We use our knees all the time but they somehow they stay strong. What weakens them is too much repetitive or high-impact activities over a long period of time, Dr. Armin Tehrany, board-certified orthopedic surgeon and founder of Manhattan Orthopedic Care. Track is one the worst sports for these joints.
One of the most common injuries, especially among avid runners, is the aptly named Runner’s knee. It is damage to the cartilage, a semi-hard and flexible tissue that covers the end of your bones, under the kneecap.
The stress on the joints from running for a long time can cause irritation where it rests on the bone. The pain gets worse if you’re running uphill or up and down stairs. There may even be some swelling.
Quads and hamstrings
Quads are usually stronger and in better shape. “A lot of people, especially men, don’t work on the hamstrings because these muscle are are in the back of the knee and guys don’t see them in the mirror,” he adds. Don’t neglect them.
See a specialist
The tissue gets too tight when people run too much. There are no common pre-injury symptoms runners can be aware of, Dr. Tehrany adds. They won’t feel the tension with their bare hands. “You don’t realize you have a problem until it causes a lot of pain.”

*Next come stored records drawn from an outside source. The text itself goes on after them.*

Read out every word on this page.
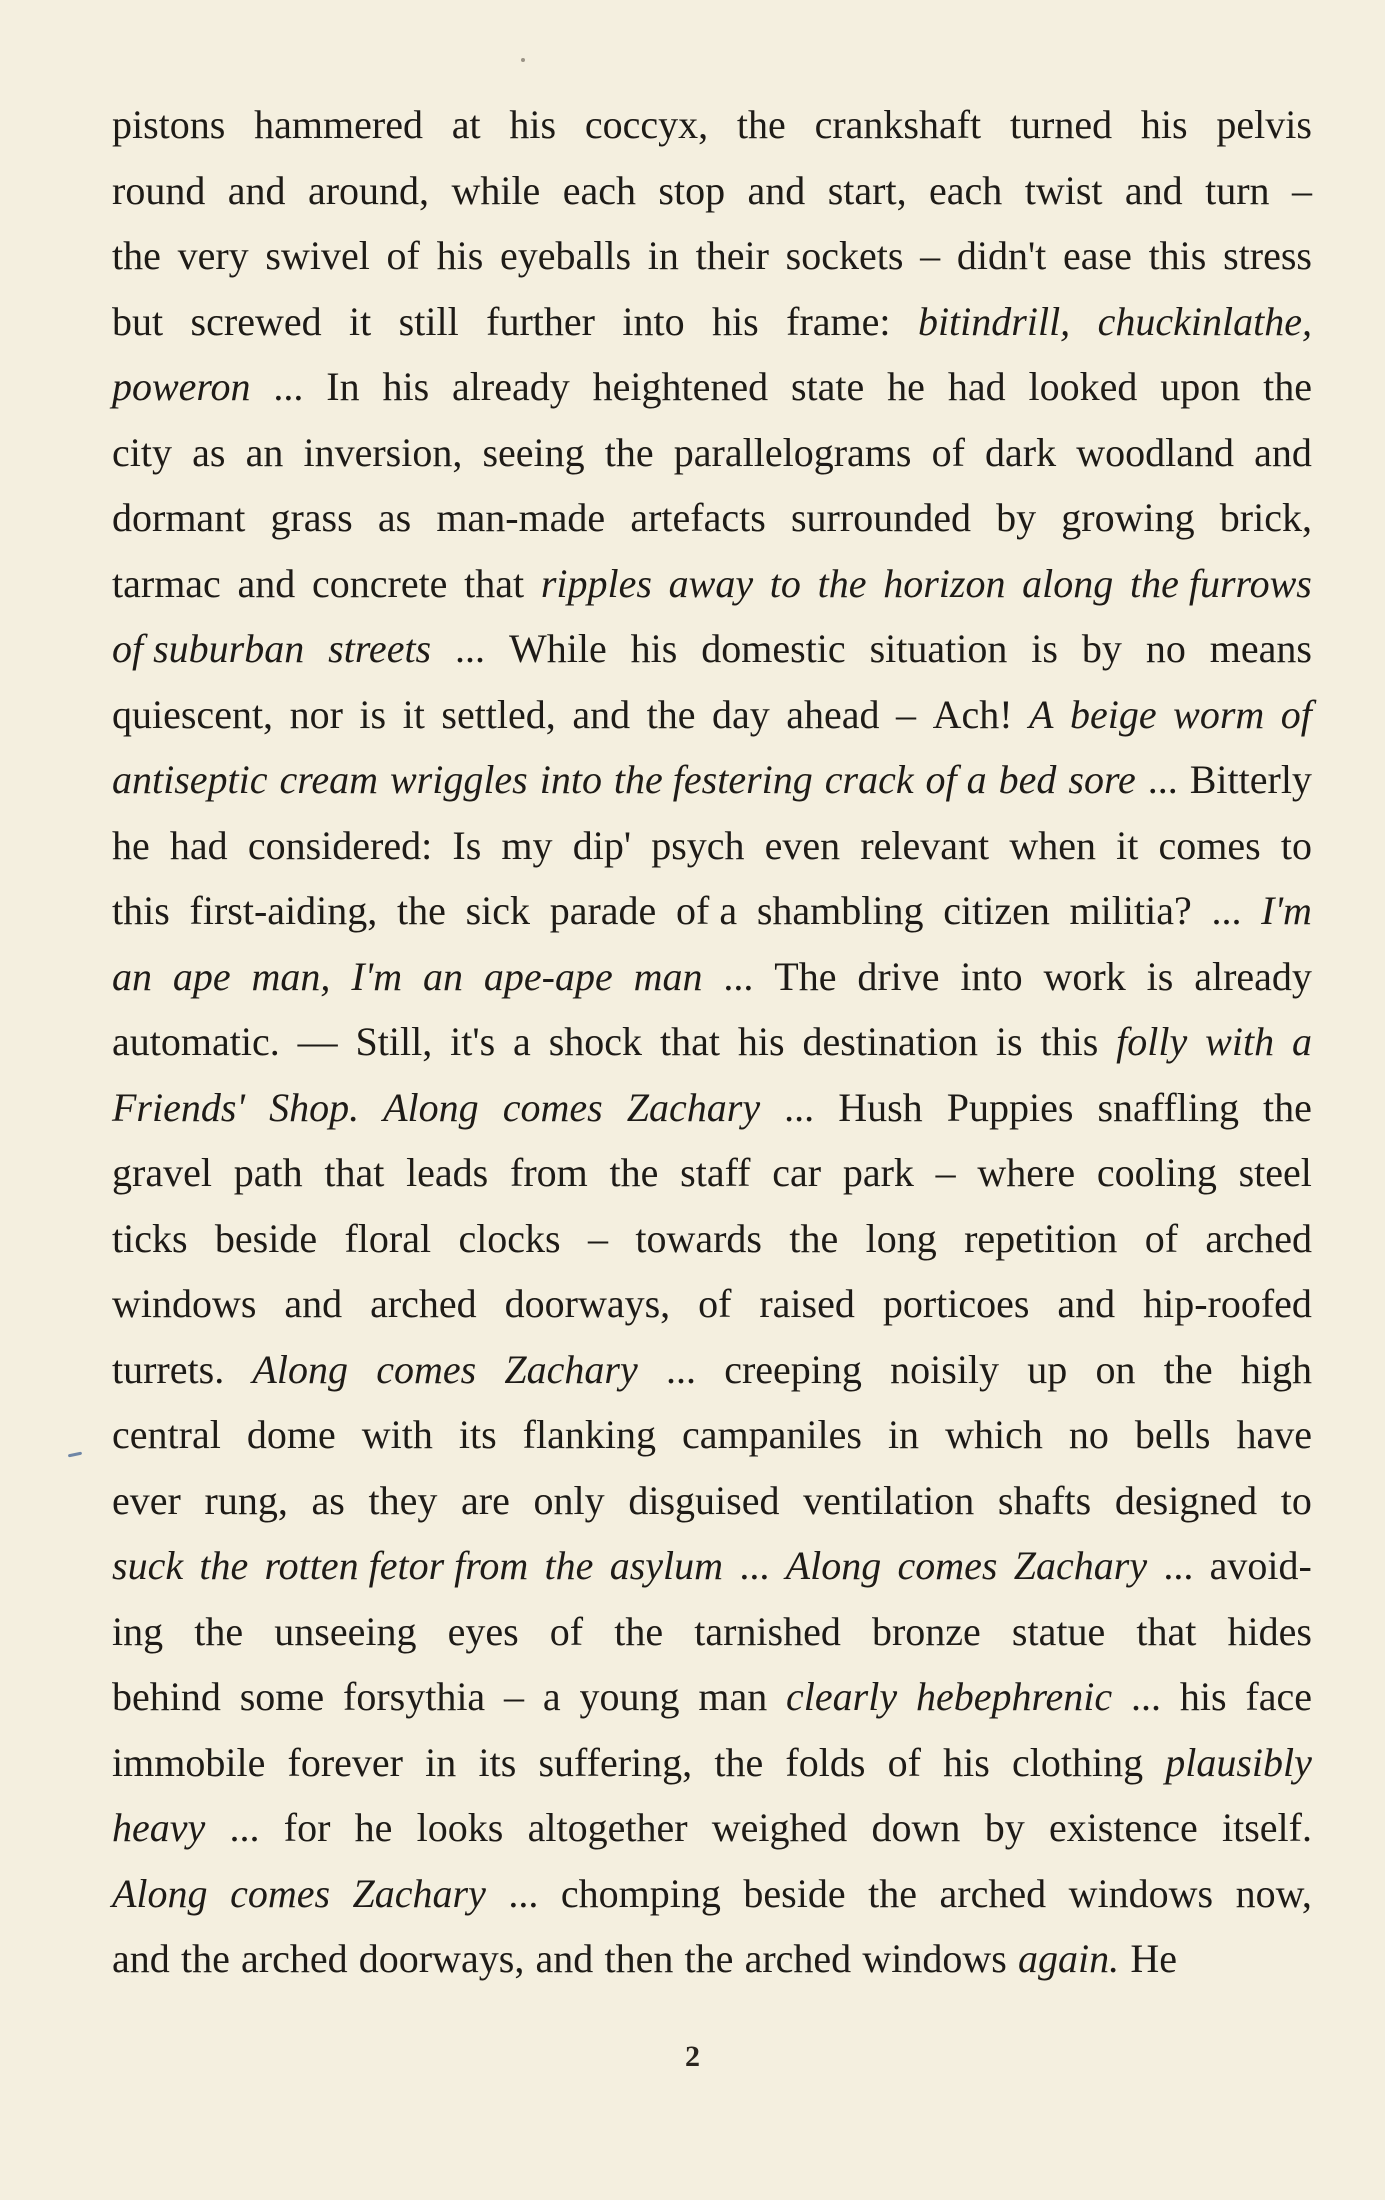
pistons hammered at his coccyx, the crankshaft turned his pelvis
round and around, while each stop and start, each twist and turn –
the very swivel of his eyeballs in their sockets – didn't ease this stress
but screwed it still further into his frame: bitindrill, chuckinlathe,
poweron ... In his already heightened state he had looked upon the
city as an inversion, seeing the parallelograms of dark woodland and
dormant grass as man-made artefacts surrounded by growing brick,
tarmac and concrete that ripples away to the horizon along the furrows
of suburban streets ... While his domestic situation is by no means
quiescent, nor is it settled, and the day ahead – Ach! A beige worm of
antiseptic cream wriggles into the festering crack of a bed sore ... Bitterly
he had considered: Is my dip' psych even relevant when it comes to
this first-aiding, the sick parade of a shambling citizen militia? ... I'm
an ape man, I'm an ape-ape man ... The drive into work is already
automatic. — Still, it's a shock that his destination is this folly with a
Friends' Shop. Along comes Zachary ... Hush Puppies snaffling the
gravel path that leads from the staff car park – where cooling steel
ticks beside floral clocks – towards the long repetition of arched
windows and arched doorways, of raised porticoes and hip-roofed
turrets. Along comes Zachary ... creeping noisily up on the high
central dome with its flanking campaniles in which no bells have
ever rung, as they are only disguised ventilation shafts designed to
suck the rotten fetor from the asylum ... Along comes Zachary ... avoid-
ing the unseeing eyes of the tarnished bronze statue that hides
behind some forsythia – a young man clearly hebephrenic ... his face
immobile forever in its suffering, the folds of his clothing plausibly
heavy ... for he looks altogether weighed down by existence itself.
Along comes Zachary ... chomping beside the arched windows now,
and the arched doorways, and then the arched windows again. He
2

That’s why it’s important to go to a physical therapist to check if the muscles are tight. “Most avid runners do for checkups,” he adds.
Run on softer surfaces
“The softer, the better,” Dr. Tehrany says. Knees feel better on clay as opposed to asphalt because it offers more protection, he adds.
Swapping out the hard asphalt for softer ground can benefit your legs and knees very much; it’s easier on them. Reduce the amount of shock on your joints, muscles and bones and you won’t get tired very soon, which may be a sign your workouts are ineffective.
“People need to understand that if they are running, they need as much cushioning as possible,” Dr. Tehrany says. The safest sneakers are the ones with enough of it to make the running shoes softer on the inside.
Proper arch support is also key, Dr. Tehrany adds. It’s very individual and it has to be checked out by a sports medicine specialist who can make a specific recommendation, he adds.
“The older we get, the tighter we get,” Dr. Tehrany says. “Stretching exercises are a very good prevention method,” he adds. One of his favorite methods is using a foam roller. Use it to stretch out tight IT band and hamstrings.
Using a roller is extremely functional for runners as a means of increasing mobility, flexibility and reducing recovery time between training runs. Including a brief rolling session immediately after your run can reduce the build-up of lactic acid in your muscle fibers— meaning you can avoid being incredibly sore.
Another study showed that circuit training improved more running parameters than the more intense strength-training protocols. Specifically, members of the circuit training group saw gains in maximum running speed, speed at the ventilatory threshold (or the pace at which one starts to breathe heavily), and VO2 max.
“Every situation is different,” Dr Tehrany says. “Pain in the knee doesn’t have to be runners’ knee.”
Run on softer surfaces and cut back your running mileage. You have to reduce the workload. Don’t increase it more than a couple of miles a week as you get better.
The most popular methods are more conservatives, such as physical therapy, stretching, applying ice or heat, electrical stimulation, and ultrasound therapy, Dr. Tehrany adds.